Auto Focus

AutoFocus

I remember seeing the network premiere of Hogan’s Heroes when I was a kid. I liked the throbbing beat of the opening drum roll. I liked the sight of the POW’s rushing to get in line. I liked the haughty look of Werner Klemperer as he put a monocle to his eye under the opening credits. And then my mother turned the TV off. She was indifferent to my protests. I subsequently learned that my parents considered the show to be in bad taste – which it was. I was, however, too young to understand the concept of bad taste. Also, the fact that my parents forbade it made it attractive to me. I managed to find ways to watch it on the sly. I have to admit I found it pretty funny. Years later, though, I read in the newspaper that Bob Crane, the show’s star, had been found bludgeoned to death in his apartment in Scottsdale, Arizona. The article noted that the police had found dozens of videotapes of Crane having sex with various women. At that moment I had the weird feeling that perhaps my parents had comprehended something that had eluded me.

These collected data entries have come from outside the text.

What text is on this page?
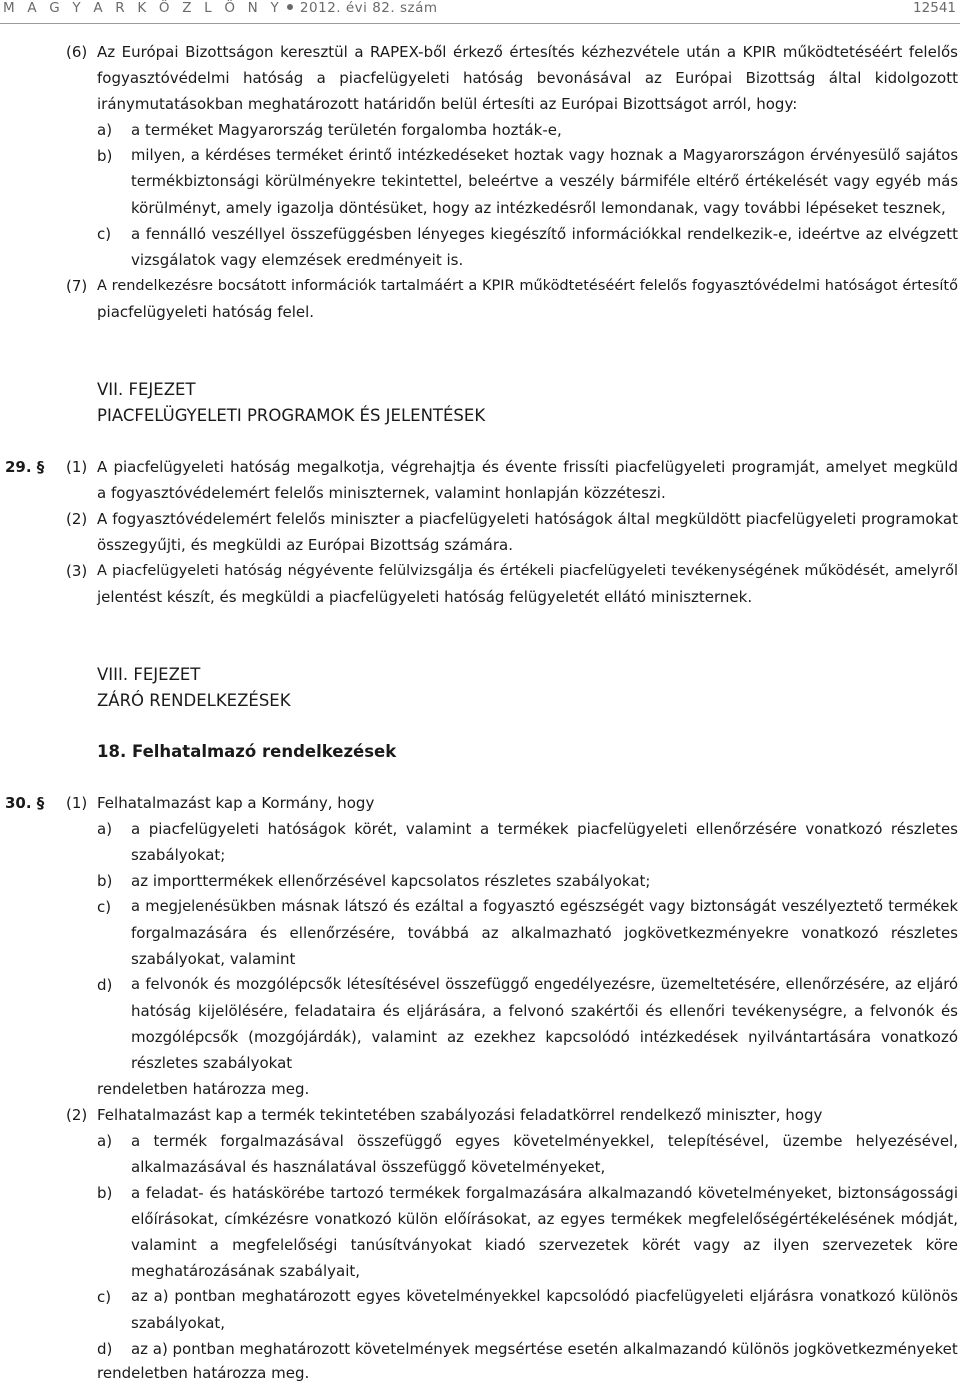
M A G Y A R K Ö Z L Ö N Y 2012. évi 82. szám	12541
(6) Az Európai Bizottságon keresztül a RAPEX-ből érkező értesítés kézhezvétele után a KPIR működtetéséért felelős
fogyasztóvédelmi hatóság a piacfelügyeleti hatóság bevonásával az Európai Bizottság által kidolgozott
iránymutatásokban meghatározott határidőn belül értesíti az Európai Bizottságot arról, hogy:
a) a terméket Magyarország területén forgalomba hozták-e,
b) milyen, a kérdéses terméket érintő intézkedéseket hoztak vagy hoznak a Magyarországon érvényesülő sajátos
termékbiztonsági körülményekre tekintettel, beleértve a veszély bármiféle eltérő értékelését vagy egyéb más
körülményt, amely igazolja döntésüket, hogy az intézkedésről lemondanak, vagy további lépéseket tesznek,
c) a fennálló veszéllyel összefüggésben lényeges kiegészítő információkkal rendelkezik-e, ideértve az elvégzett
vizsgálatok vagy elemzések eredményeit is.
(7) A rendelkezésre bocsátott információk tartalmáért a KPIR működtetéséért felelős fogyasztóvédelmi hatóságot értesítő
piacfelügyeleti hatóság felel.
VII. FEJEZET
PIACFELÜGYELETI PROGRAMOK ÉS JELENTÉSEK
29. § (1) A piacfelügyeleti hatóság megalkotja, végrehajtja és évente frissíti piacfelügyeleti programját, amelyet megküld
a fogyasztóvédelemért felelős miniszternek, valamint honlapján közzéteszi.
(2) A fogyasztóvédelemért felelős miniszter a piacfelügyeleti hatóságok által megküldött piacfelügyeleti programokat
összegyűjti, és megküldi az Európai Bizottság számára.
(3) A piacfelügyeleti hatóság négyévente felülvizsgálja és értékeli piacfelügyeleti tevékenységének működését, amelyről
jelentést készít, és megküldi a piacfelügyeleti hatóság felügyeletét ellátó miniszternek.
VIII. FEJEZET
ZÁRÓ RENDELKEZÉSEK
18. Felhatalmazó rendelkezések
30. § (1) Felhatalmazást kap a Kormány, hogy
a) a piacfelügyeleti hatóságok körét, valamint a termékek piacfelügyeleti ellenőrzésére vonatkozó részletes
szabályokat;
b) az importtermékek ellenőrzésével kapcsolatos részletes szabályokat;
c) a megjelenésükben másnak látszó és ezáltal a fogyasztó egészségét vagy biztonságát veszélyeztető termékek
forgalmazására és ellenőrzésére, továbbá az alkalmazható jogkövetkezményekre vonatkozó részletes
szabályokat, valamint
d) a felvonók és mozgólépcsők létesítésével összefüggő engedélyezésre, üzemeltetésére, ellenőrzésére, az eljáró
hatóság kijelölésére, feladataira és eljárására, a felvonó szakértői és ellenőri tevékenységre, a felvonók és
mozgólépcsők (mozgójárdák), valamint az ezekhez kapcsolódó intézkedések nyilvántartására vonatkozó
részletes szabályokat
rendeletben határozza meg.
(2) Felhatalmazást kap a termék tekintetében szabályozási feladatkörrel rendelkező miniszter, hogy
a) a termék forgalmazásával összefüggő egyes követelményekkel, telepítésével, üzembe helyezésével,
alkalmazásával és használatával összefüggő követelményeket,
b) a feladat- és hatáskörébe tartozó termékek forgalmazására alkalmazandó követelményeket, biztonságossági
előírásokat, címkézésre vonatkozó külön előírásokat, az egyes termékek megfelelőségértékelésének módját,
valamint a megfelelőségi tanúsítványokat kiadó szervezetek körét vagy az ilyen szervezetek köre
meghatározásának szabályait,
c) az a) pontban meghatározott egyes követelményekkel kapcsolódó piacfelügyeleti eljárásra vonatkozó különös
szabályokat,
d) az a) pontban meghatározott követelmények megsértése esetén alkalmazandó különös jogkövetkezményeket
rendeletben határozza meg.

One of the things I found interesting about Paul Schrader’s 2002 film, Auto Focus, is that it seemed to me to suggest that my initial response to Crane’s death was correct. The film begins in the mid-1960’s, when Crane (Greg Kinnear) was the morning disc jockey at a radio station in Los Angeles. He has ambitions of working in movies; he sees himself as another Jack Lemmon. The best his manager, Mel Rosen (Ed Begly, Jr.) can do for him, however, is get him a role in a TV comedy set in a German P.O.W. camp during World War II. Crane initially expresses reservations about this, but eventually he decides to do it. On the set of the show one day, he meets John Carpenter (Willem Dafoe), who sells video equipment. Carpenter takes Crane to a strip club, and he and Crane begin double dating. They start taping themselves having sex with various women. Carpenter comes across as a sordid Mephistopheles, who introduces Crane to a world of casual sex and narcissistic voyeurism. Over time, though, they gradually switch roles, with Crane becoming the dominant partner, since his status as a TV star makes it easier for him to attract women. Carpenter becomes increasingly insecure as a result of his growing reliance on Crane.

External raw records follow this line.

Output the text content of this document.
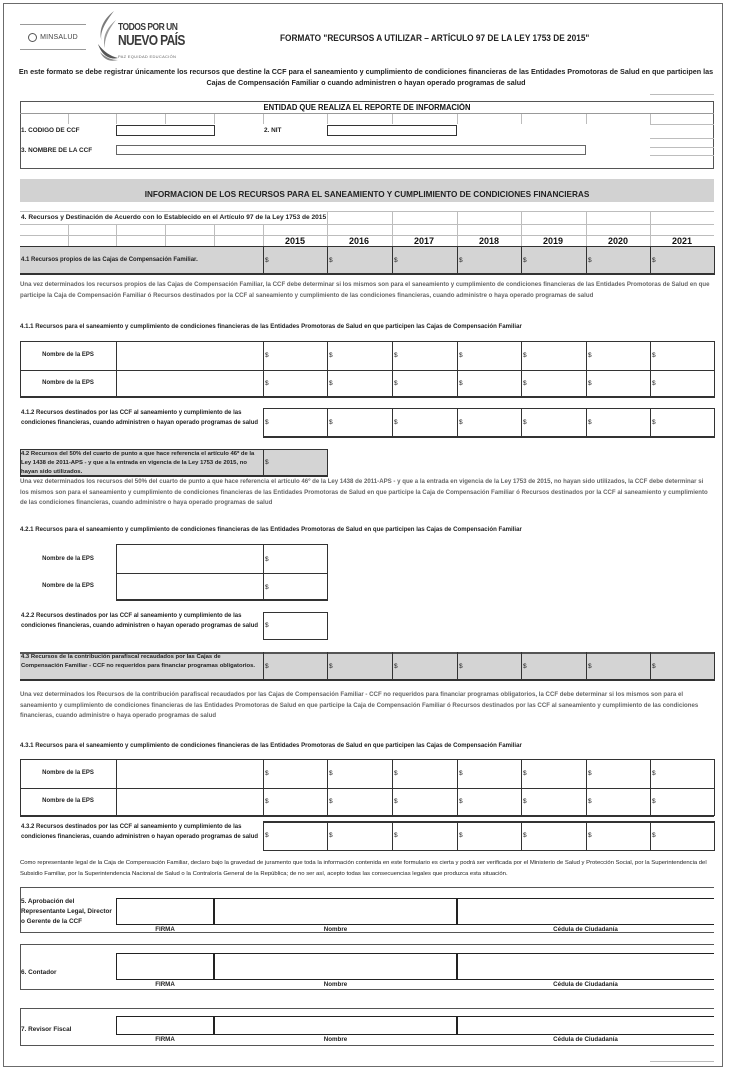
MINSALUD
TODOS POR UN
NUEVO PAÍS
PAZ EQUIDAD EDUCACIÓN
FORMATO "RECURSOS A UTILIZAR – ARTÍCULO 97 DE LA LEY 1753 DE 2015"
En este formato se debe registrar únicamente los recursos que destine la CCF para el saneamiento y cumplimiento de condiciones financieras de las Entidades Promotoras de Salud en que participen las Cajas de Compensación Familiar o cuando administren o hayan operado programas de salud
ENTIDAD QUE REALIZA EL REPORTE DE INFORMACIÓN
1. CODIGO DE CCF	2. NIT
3. NOMBRE DE LA CCF
INFORMACION DE LOS RECURSOS PARA EL SANEAMIENTO Y CUMPLIMIENTO DE CONDICIONES FINANCIERAS
4. Recursos y Destinación de Acuerdo con lo Establecido en el Artículo 97 de la Ley 1753 de 2015
2015	2016	2017	2018	2019	2020	2021
4.1 Recursos propios de las Cajas de Compensación Familiar.	$	$	$	$	$	$	$
Una vez determinados los recursos propios de las Cajas de Compensación Familiar, la CCF debe determinar si los mismos son para el saneamiento y cumplimiento de condiciones financieras de las Entidades Promotoras de Salud en que participe la Caja de Compensación Familiar ó Recursos destinados por la CCF al saneamiento y cumplimiento de las condiciones financieras, cuando administre o haya operado programas de salud
4.1.1 Recursos para el saneamiento y cumplimiento de condiciones financieras de las Entidades Promotoras de Salud en que participen las Cajas de Compensación Familiar
Nombre de la EPS
Nombre de la EPS
$	$	$	$	$	$	$
$	$	$	$	$	$	$
4.1.2 Recursos destinados por las CCF al saneamiento y cumplimiento de las condiciones financieras, cuando administren o hayan operado programas de salud	$	$	$	$	$	$	$
4.2 Recursos del 50% del cuarto de punto a que hace referencia el artículo 46º de la Ley 1438 de 2011-APS - y que a la entrada en vigencia de la Ley 1753 de 2015, no hayan sido utilizados.
$
Una vez determinados los recursos del 50% del cuarto de punto a que hace referencia el artículo 46º de la Ley 1438 de 2011-APS - y que a la entrada en vigencia de la Ley 1753 de 2015, no hayan sido utilizados, la CCF debe determinar si los mismos son para el saneamiento y cumplimiento de condiciones financieras de las Entidades Promotoras de Salud en que participe la Caja de Compensación Familiar ó Recursos destinados por la CCF al saneamiento y cumplimiento de las condiciones financieras, cuando administre o haya operado programas de salud
4.2.1 Recursos para el saneamiento y cumplimiento de condiciones financieras de las Entidades Promotoras de Salud en que participen las Cajas de Compensación Familiar
Nombre de la EPS
Nombre de la EPS
$
$
4.2.2 Recursos destinados por las CCF al saneamiento y cumplimiento de las condiciones financieras, cuando administren o hayan operado programas de salud	$
4.3 Recursos de la contribución parafiscal recaudados por las Cajas de Compensación Familiar - CCF no requeridos para financiar programas obligatorios.	$	$	$	$	$	$	$
Una vez determinados los Recursos de la contribución parafiscal recaudados por las Cajas de Compensación Familiar - CCF no requeridos para financiar programas obligatorios, la CCF debe determinar si los mismos son para el saneamiento y cumplimiento de condiciones financieras de las Entidades Promotoras de Salud en que participe la Caja de Compensación Familiar ó Recursos destinados por las CCF al saneamiento y cumplimiento de las condiciones financieras, cuando administre o haya operado programas de salud
4.3.1 Recursos para el saneamiento y cumplimiento de condiciones financieras de las Entidades Promotoras de Salud en que participen las Cajas de Compensación Familiar
Nombre de la EPS
Nombre de la EPS
$	$	$	$	$	$	$
$	$	$	$	$	$	$
4.3.2 Recursos destinados por las CCF al saneamiento y cumplimiento de las condiciones financieras, cuando administren o hayan operado programas de salud	$	$	$	$	$	$	$
Como representante legal de la Caja de Compensación Familiar, declaro bajo la gravedad de juramento que toda la información contenida en este formulario es cierta y podrá ser verificada por el Ministerio de Salud y Protección Social, por la Superintendencia del Subsidio Familiar, por la Superintendencia Nacional de Salud o la Contraloría General de la República; de no ser así, acepto todas las consecuencias legales que produzca esta situación.
FIRMA	Nombre	Cédula de Ciudadanía
5. Aprobación del Representante Legal, Director o Gerente de la CCF
FIRMA	Nombre	Cédula de Ciudadanía
6. Contador
FIRMA	Nombre	Cédula de Ciudadanía
7. Revisor Fiscal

Crane’s womanizing leads to the break-up of his twenty-year marriage to Anne (Rita Wilson). Crane subsequently marries Patricia (Maria Bello), his co-star on the show. Patricia is aware of Crane’s womanizing and accepts it. After she becomes pregnant, however, she gradually changes her mind and begins demanding that Crane spend more time with her.

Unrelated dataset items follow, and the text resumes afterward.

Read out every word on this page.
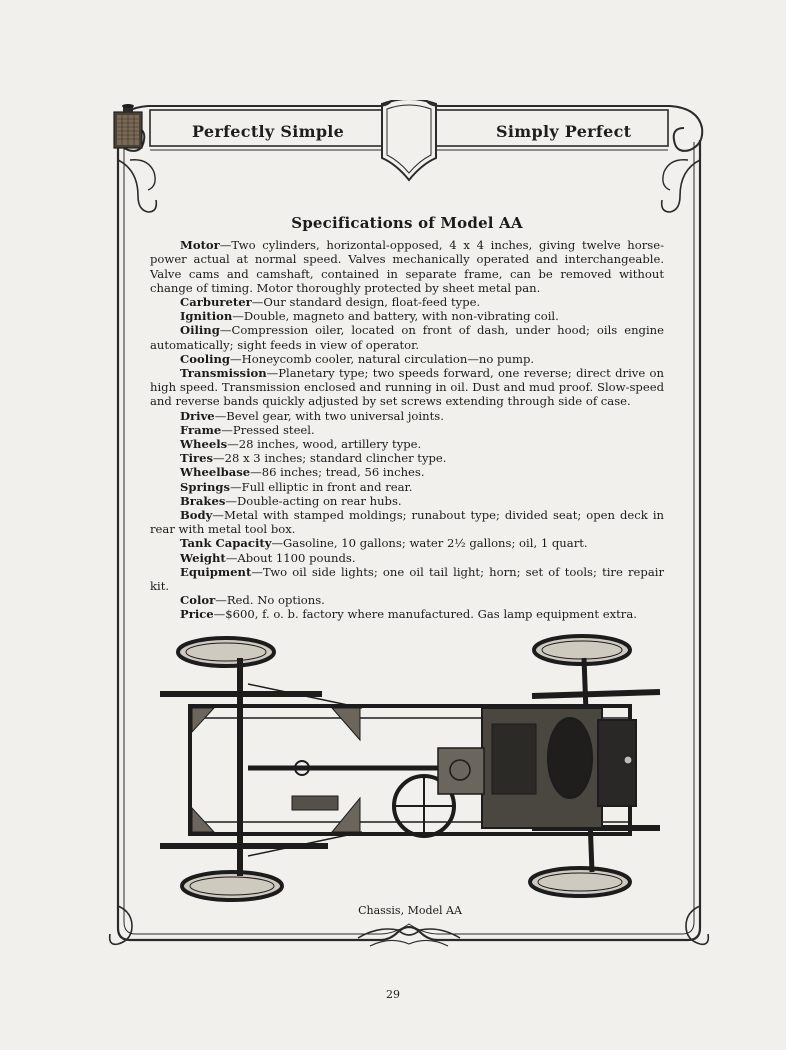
Perfectly Simple	Simply Perfect
Specifications of Model AA

Motor—Two cylinders, horizontal-opposed, 4 x 4 inches, giving twelve horse-power actual at normal speed. Valves mechanically operated and interchangeable. Valve cams and camshaft, contained in separate frame, can be removed without change of timing. Motor thoroughly protected by sheet metal pan.

Carbureter—Our standard design, float-feed type.

Ignition—Double, magneto and battery, with non-vibrating coil.

Oiling—Compression oiler, located on front of dash, under hood; oils engine automatically; sight feeds in view of operator.

Cooling—Honeycomb cooler, natural circulation—no pump.

Transmission—Planetary type; two speeds forward, one reverse; direct drive on high speed. Transmission enclosed and running in oil. Dust and mud proof. Slow-speed and reverse bands quickly adjusted by set screws extending through side of case.

Drive—Bevel gear, with two universal joints.

Frame—Pressed steel.

Wheels—28 inches, wood, artillery type.

Tires—28 x 3 inches; standard clincher type.

Wheelbase—86 inches; tread, 56 inches.

Springs—Full elliptic in front and rear.

Brakes—Double-acting on rear hubs.

Body—Metal with stamped moldings; runabout type; divided seat; open deck in rear with metal tool box.

Tank Capacity—Gasoline, 10 gallons; water 2½ gallons; oil, 1 quart.

Weight—About 1100 pounds.

Equipment—Two oil side lights; one oil tail light; horn; set of tools; tire repair kit.

Color—Red. No options.

Price—$600, f. o. b. factory where manufactured. Gas lamp equipment extra.

Chassis, Model AA
29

After six years, Hogan’ Heroes comes to an end. As often happens to actors who are in a successful TV series, Crane has trouble finding work afterwards. He ends up doing dinner theatre. When Crane tires of this, he goes to Mel Rosen for advice. Mel tells Crane he needs to change his way of living if he wants to revive his acting career. Crane decides to sever his relationship with Carpenter and tells him so. Later that night, someone enters Crane’s apartment and bludgeons him to death. The film implies that Carpenter is the murderer, though it leaves some room for doubt about this. (In real life, Carpenter was tried for Crane’s murder and was acquitted.)

The final joke of the film is that Crane carries his lack of self-awareness into the after-life. As police officers gaze at Crane’s bloody corpse, we hear Crane’s voice, presumably coming from the grave, cheerily remarking, “Men gotta have fun.” One is reminded here of Taxi Driver, which Schrader co-wrote, in which Travis Bickle remains self-deluded to the very end. According to his Wickipedia biography, Schrader was raised in the Chrisian Reformed Church, which is described as Calvinist, meaning, I suppose, that they believe in predistination. Perhaps this explains why Schrader presents us with a world in which people are not redeemed.